Since then the variation of roles has improved with the role of Spiro in My Family and Other Animals, portraying Picasso and most recently a Scot. “I was having trouble with the accent and I said can’t we make him Arabic? They said I thought you were trying to move away from that? I said yeah but it’s easy. I’m struggling with it to be honest, but always happy to be offered something non-ethnic,” laughs Djalili.

He also found fame in the States on TV in ‘Whoopi,’ unsurprisingly Whoopi Goldberg’s sitcom. Consequently the US have taken a comedic interest in him as well as a filmic one.

“I’ve told them I can’t do anything in America now until I do something here. I’m a bit tied up to even think about America but it’s always there and if something good comes up then I’ll do it but it has to be a special project.” What’s currently tying him up is the preparing for the second series of his BBC show. Plus there’s the latest stand up tour.

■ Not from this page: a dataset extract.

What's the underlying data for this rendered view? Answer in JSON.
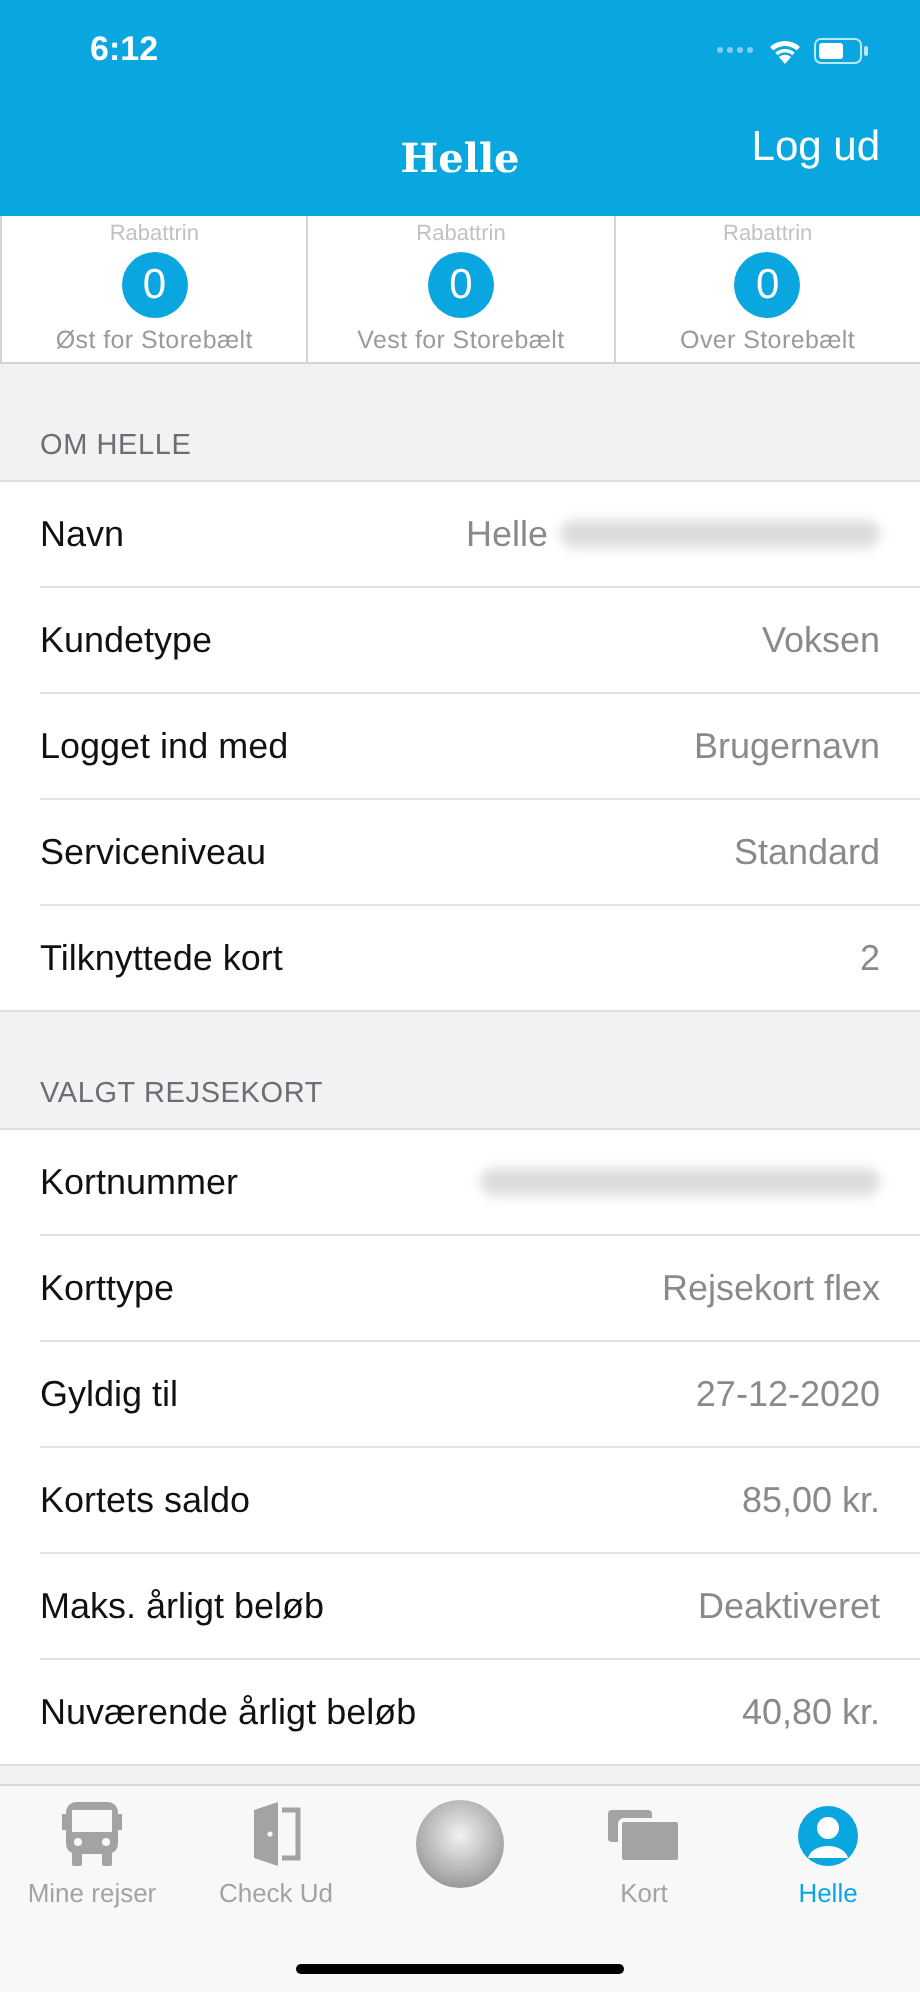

He started out in stand up after a suggestion from his then missus. “I was married to someone who said to me have you thought about doing stand up? I was an actor. She knew Alan Davies and said he’s a stand up, he’s doing quite well. This was back in ‘95 so she took me to The Comedy Store and I thought no way in hell could I do this! I come from a poofy, poncy theatre background I could never do that, they’re unbelievable and she said but this is what you do when you do a speech at a wedding – it’s stand up. I thought stand up was all Tarby and Jim Davidson…” Needless to say he’s a bit different to those two, having carved out a niche for himself as a multicultural comic. Over the years he’s really found his voice.

“That’s what being an artist is, developing your own sense of humour and your own viewpoints (and putting them out) into the mainstream of society because ultimately you can have influence. I’m trying to present an alternative viewpoint with a different multi-cultural background but definitely reaffirming my fundamental Britishness. I think that’s a very important cultural association to make. It’s not about the comedy of division, it should be inclusive and not denying your Britishness.”

Omid Djalili plays the Lowry on Friday 11 and Saturday 12 April.